Partie d'Antigone - Chapitre 2

59 2 1
                                    

[TW harcèlement] [TW violence physique] [TW agression sexuelle] [TW envies suicidaires]


21 septembre


J'ai vraiment arrêté la boxe. Ça m'apaise et ça m'attriste. J'ai beau savoir que c'est mieux pour moi, ça reste difficile d'abandonner. J'ai l'impression que si j'étais assez forte, je pourrais continuer. Je me trouve faible et peureuse. Je ne m'aime pas beaucoup.

Je suis remplie de haine. Pour moi surtout et pour quelques autres personnes. Je suis indifférente au monde. Je suis terrorisée à l'idée d'être incapable d'aimer.

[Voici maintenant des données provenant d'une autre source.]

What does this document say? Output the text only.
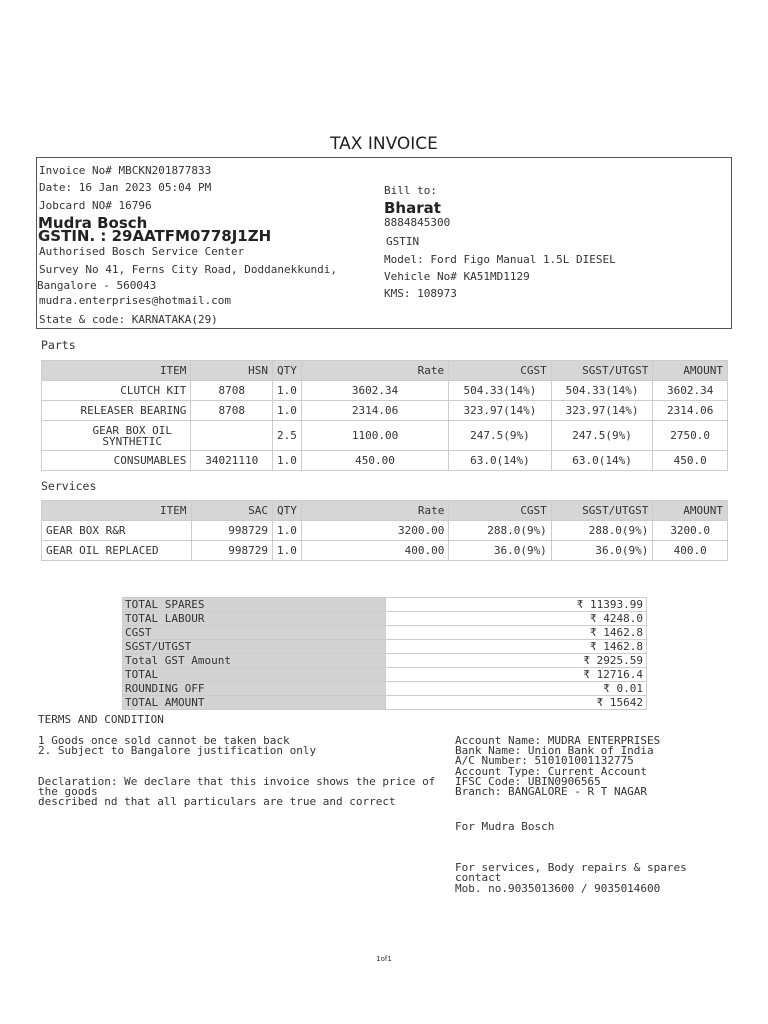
TAX INVOICE
Invoice No# MBCKN201877833
Date: 16 Jan 2023 05:04 PM
Jobcard NO# 16796
Mudra Bosch
GSTIN. : 29AATFM0778J1ZH
Authorised Bosch Service Center
Survey No 41, Ferns City Road, Doddanekkundi,
Bangalore - 560043
mudra.enterprises@hotmail.com
State & code: KARNATAKA(29)
Bill to:
Bharat
8884845300
GSTIN
Model: Ford Figo Manual 1.5L DIESEL
Vehicle No# KA51MD1129
KMS: 108973
Parts
ITEM	HSN	QTY	Rate	CGST	SGST/UTGST	AMOUNT
CLUTCH KIT	8708	1.0	3602.34	504.33(14%)	504.33(14%)	3602.34
RELEASER BEARING	8708	1.0	2314.06	323.97(14%)	323.97(14%)	2314.06
GEAR BOX OIL
SYNTHETIC		2.5	1100.00	247.5(9%)	247.5(9%)	2750.0
CONSUMABLES	34021110	1.0	450.00	63.0(14%)	63.0(14%)	450.0
Services
ITEM	SAC	QTY	Rate	CGST	SGST/UTGST	AMOUNT
GEAR BOX R&R	998729	1.0	3200.00	288.0(9%)	288.0(9%)	3200.0
GEAR OIL REPLACED	998729	1.0	400.00	36.0(9%)	36.0(9%)	400.0
TOTAL SPARES	₹ 11393.99
TOTAL LABOUR	₹ 4248.0
CGST	₹ 1462.8
SGST/UTGST	₹ 1462.8
Total GST Amount	₹ 2925.59
TOTAL	₹ 12716.4
ROUNDING OFF	₹ 0.01
TOTAL AMOUNT	₹ 15642
TERMS AND CONDITION
1 Goods once sold cannot be taken back
2. Subject to Bangalore justification only
Declaration: We declare that this invoice shows the price of
the goods
described nd that all particulars are true and correct
Account Name: MUDRA ENTERPRISES
Bank Name: Union Bank of India
A/C Number: 510101001132775
Account Type: Current Account
IFSC Code: UBIN0906565
Branch: BANGALORE - R T NAGAR
For Mudra Bosch
For services, Body repairs & spares
contact
Mob. no.9035013600 / 9035014600
1of1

Je voudrais que tout s'arrange, mais je suis perdue. Tout est flou tout est confus. J'ai arrêté la boxe, et je voudrais que ça mette fin à tout. Comme après l'accident de voiture, quand les jours suivants je me disais qu'il fallait que je renonce au suicide puisque ça ne pouvait qu'aller mieux. J'y songe à nouveau, j'y songe avec toute la délicatesse d'une mélancolique. Au fur et à mesure que les jours passent je me rends compte que ça n'était qu'une chimère. Je souffre toujours. Mon désespérant et désespéré désir de mourir ne passe pas avec le temps. Il fait partie de moi depuis trop longtemps. Cela fait deux fois que j'essaie de me tuer, peut-être qu'avoir envie ne suffit pas. Peut-être qu'il faut autre chose, de plus puissant encore. Peut-être qu'il faut l'absence de Hémon.

(l'absence de Hémon, l'absence de Hémon dans la voiture la salle de bain les locaux du cours de boxe)


22 septembre


Il faut que je sois patiente. Les pensées suicidaires ne s'évaporeront pas si facilement. C'est une évidence difficile à accepter. Je veux mourir encore, mais peut-être plus pour longtemps. Ça ira mieux. J'ai arrêté la boxe. Ça ne peut qu'aller mieux.

Je n'aime pas beaucoup vivre.


23 septembre


Je ne m'aime pas beaucoup non plus. J'ai tendance à le répéter peut-être.

Ce matin pourtant il s'est passé quelque chose d'étrange. Je m'observais avec dégoût dans le miroir, je méprisais mon corps en tordant ma peau sous mes doigts, en inspectant mes yeux ou mon nez. La lumière trop blanche m'enlaidissait plus que d'habitude. Mon reflet sans blessures m'a soudain rendu mon regard avec plus d'intensité que d'habitude. Je me suis immobilisée. Il m'observait incontestablement. Cependant il n'était plus mon exact reflet. Quelque chose différait. À part ces affreuses douleurs invisibles qu'il ne connaissait pas et qui ne l'affectaient pas, à part ce deuil qu'il n'avait pas à faire, il émanait de lui quelque chose qui n'émanait pas de moi. La serviette dans laquelle je m'étais enroulée est tombée au sol et le froissement m'a tirée de ma rêverie. Je me suis arrachée au miroir. Mon reflet a perdu cette brillance. Je suis descendue plus vite que d'habitude à la cuisine.


24 septembre


Je suis seule au lycée, mais en épiant les gens autour de moi je surprends les regards intrigués ou timides d'Isidore parmi les yeux moqueurs. Ça me fait sourire. Dans cette classe je peux décider de quelles pupilles se posent sur moi, et je choisis chaque jour le regard d'Isidore. Je n'ai pas besoin de me torturer avec leur mépris que je méprise. Ils ne me haïssent pas comme on a pu me haïr. Ils ne me torturent pas comme on a pu me torturer. À vrai dire, ils sont si tendres. Ils ignorent comment me faire du mal. Ils pensent que m'appeler Boygirl est dégradant. On me nomme systématiquement ainsi maintenant. Boygirl c'est le plus joli prénom du monde, mais ils ne le comprennent pas parce qu'à leurs yeux c'est laid. Ils me font souffrir en partant de ce qui, eux, les ferait souffrir. Ils n'envisagent pas la possibilité que l'isolement, leur mépris, leur violence verbale ou physique, ne m'atteignent pas. Ils ne savent pas assez de choses sur moi, ils ne m'ont pas traquée comme une bête afin de me connaître, ils ne m'ont pas approchée avec toute la douceur du monde pour ensuite me dépecer. Ils voudraient me traiter comme une chienne mais ils me traitent comme une louve. Ils font partie de ces gens chanceux qui, parce qu'ils ignorent tout des blessures invisibles, ne savent pas les infliger. C'est reposant de ne recevoir que des coups et des insultes auxquelles je ne peux croire car elles sont insipides.